The Yankees’ brutal middle-infield defense had cost the team a critical run in a playoff game, and the only analysis being performed was not just wrong, it was Orwellian doublespeak. A good middle infield turns that double play. If either Jeter or Soriano–either one of them, not even both!–had their footwork together to make a strong throw, the Yankees would have gotten two outs and been out of the inning without a run scoring.

But hey, at least that run didn’t matter much.

I’ve lost any ability to understand the Derek Jeter thing. For years, statheads who pointed out how Jeter ranked at or near the bottom of every defensive statistic every single year were derided for being critical of such a great player. I actually understood the difficulty in getting the idea across to people. Jeter is a smart, athletic player with excellent physical tools. He would often make good-looking plays, relying largely on his strong arm. It is hard to convince people that a player who looks very good isn’t; the defensive metrics aren’t easily explained and they come with many caveats, and there’s an ingrained bias against evaluating defense with statistics.

Now, however, Jeter looks terrible. The Yankees give up hit after hit up the middle on balls that average shortstops handle easily, and it passes without mention. The standard line you hear is that Jeter’s shoulder–the one he injured on Opening Day–is affecting his play. That may be so, but the fact is this is the same defense he played before the shoulder injury. He has had terrible footwork for his entire career, and I believe that his outsized defensive reputation has been a considerable barrier in getting him to improve that, actually.

That Tim McCarver can look at Derek Jeter and praise his defense is something I do not and cannot understand. This isn’t about stats, it’s about competence. If you can’t look at Jeter and see that he’s completely overmatched by the defensive demands of shortstop, then why should I believe anything you have to say about baseball? You’ve made up your mind based on a set of criteria that you believe is important, and which has little to do with how Derek Jeter plays shortstop.

Baseball is a relatively simple game.
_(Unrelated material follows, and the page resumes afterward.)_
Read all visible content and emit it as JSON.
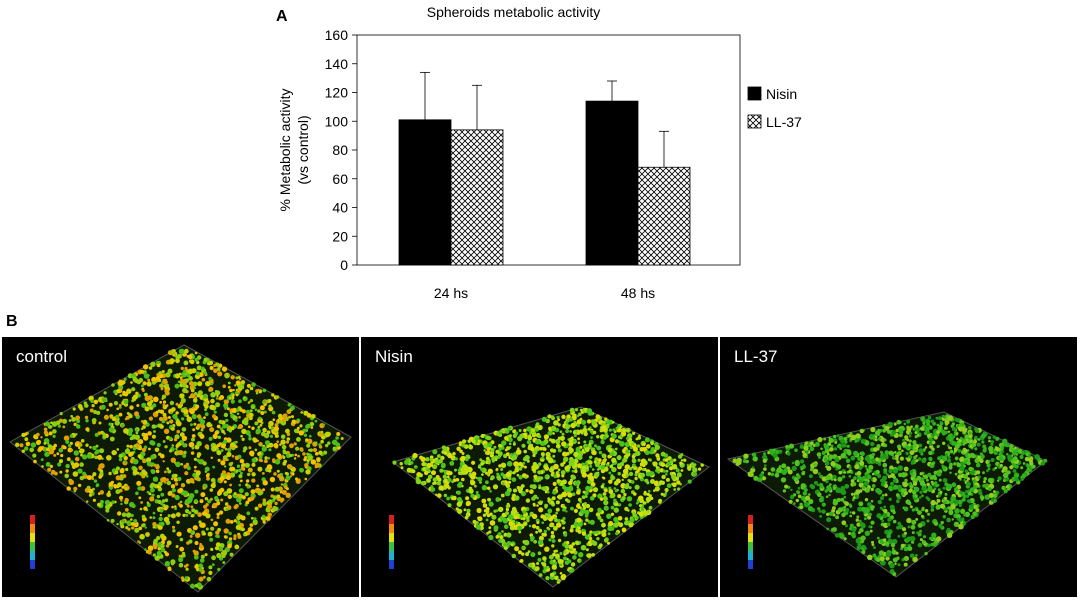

If the people who get paid to explain it to the masses use that position to advance ideas that are wrong–not just uninformed, but counterfactual–while perpetuating a myth of complexity that only creates a demand for more erroneous opinions of ex-players, they do the game and their audience a disservice.
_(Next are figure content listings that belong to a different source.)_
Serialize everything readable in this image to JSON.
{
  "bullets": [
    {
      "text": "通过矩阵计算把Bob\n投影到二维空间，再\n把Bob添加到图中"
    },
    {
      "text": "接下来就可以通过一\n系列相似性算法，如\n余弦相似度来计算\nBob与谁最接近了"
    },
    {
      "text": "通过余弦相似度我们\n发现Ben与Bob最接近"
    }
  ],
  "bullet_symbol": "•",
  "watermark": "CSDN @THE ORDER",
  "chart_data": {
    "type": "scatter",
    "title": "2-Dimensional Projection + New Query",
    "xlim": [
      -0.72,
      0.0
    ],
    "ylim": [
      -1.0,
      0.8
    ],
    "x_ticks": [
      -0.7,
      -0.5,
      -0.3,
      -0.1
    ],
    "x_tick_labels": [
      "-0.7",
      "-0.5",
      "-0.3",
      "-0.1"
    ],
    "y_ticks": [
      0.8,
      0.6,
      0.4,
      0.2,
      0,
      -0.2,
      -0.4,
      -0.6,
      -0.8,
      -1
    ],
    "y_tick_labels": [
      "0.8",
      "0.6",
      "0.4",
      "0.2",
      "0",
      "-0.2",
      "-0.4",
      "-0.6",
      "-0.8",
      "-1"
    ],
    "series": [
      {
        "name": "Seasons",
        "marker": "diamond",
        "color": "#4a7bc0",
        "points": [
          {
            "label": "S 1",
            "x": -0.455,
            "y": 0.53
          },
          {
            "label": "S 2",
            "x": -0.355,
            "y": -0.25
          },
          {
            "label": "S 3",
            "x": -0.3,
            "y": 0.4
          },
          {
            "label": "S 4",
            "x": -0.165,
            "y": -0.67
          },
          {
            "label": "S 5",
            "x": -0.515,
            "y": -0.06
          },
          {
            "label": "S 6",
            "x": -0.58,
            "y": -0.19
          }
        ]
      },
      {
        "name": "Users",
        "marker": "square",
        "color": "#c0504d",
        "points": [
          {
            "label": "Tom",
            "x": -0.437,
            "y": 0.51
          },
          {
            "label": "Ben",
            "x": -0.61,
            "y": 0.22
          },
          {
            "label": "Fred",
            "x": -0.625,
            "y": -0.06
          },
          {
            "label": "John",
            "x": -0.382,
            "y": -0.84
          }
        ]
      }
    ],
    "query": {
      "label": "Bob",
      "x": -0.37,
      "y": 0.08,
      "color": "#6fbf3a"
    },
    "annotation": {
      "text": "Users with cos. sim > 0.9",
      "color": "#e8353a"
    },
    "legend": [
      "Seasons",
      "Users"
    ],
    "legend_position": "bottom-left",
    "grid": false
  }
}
I’m tempted to not make predictions for tonight, but it’s not like I have a real good record to sit on. No one ever asked out of the lineup to protect a .250 batting average.
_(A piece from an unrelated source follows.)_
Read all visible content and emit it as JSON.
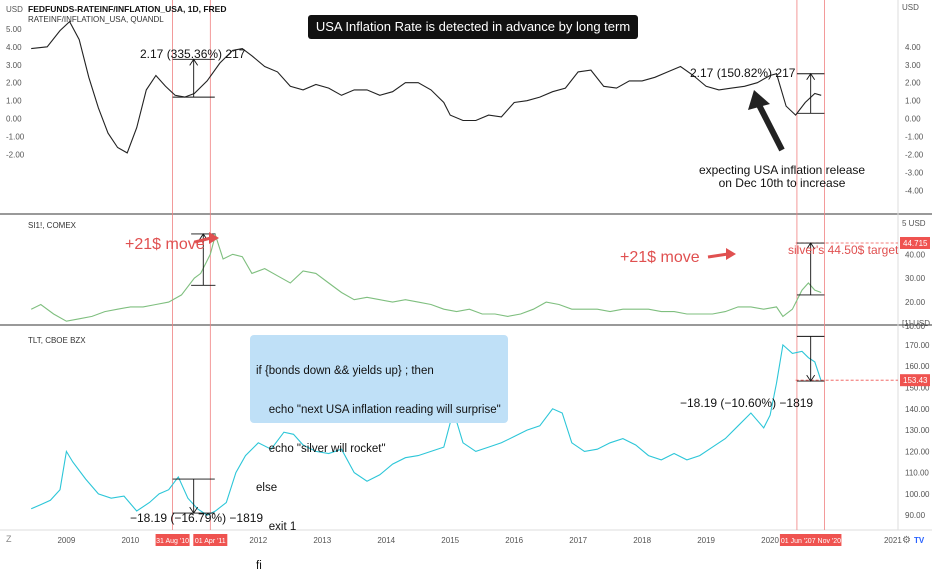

As I write this at about 1 a.m., there’s a question as to whether David Wells or Jeff Weaver will start Game Five for the Yankees. There’s a huge difference there, and it has nothing to do with Weaver’s perceived emotional shortcomings. The Red Sox don’t hit lefties as well as they hit righties, and save for a five-hitter sequence against Barry Zito, they’ve been shut down by left-handed starters in October.

If Wells can’t go, the Sox get their second huge break of the series. The first, the rainout, pays more dividends today when Derek Lowe takes the mound. Lowe has been more effective at home than on the road this year, and while some of that is probably normal variance, I think some of it is that the park suits him. The slow infield swallows his many ground balls, and his susceptibility to left-handers is mitigated by Fenway’s spacious right field.

If Wells goes, I think the game is a toss-up, with the Yankees having a slight edge. If it’s Weaver, all bets are off, and the Sox could put up a big number.

In Chicago, Mark Prior tries to win himself free drinks for life throughout Illinois by pitching the Cubs into their first World Series in 58 years. I think Prior is amazing, and I wouldn’t mind seeing a Trojan have a moment like that. However, I have a nagging feeling that tonight is the night we see some fatigue in Prior’s right arm. I’d like to be wrong, but I think we’ve got one more doubleheader ahead of us this year. Marlins, 6-4.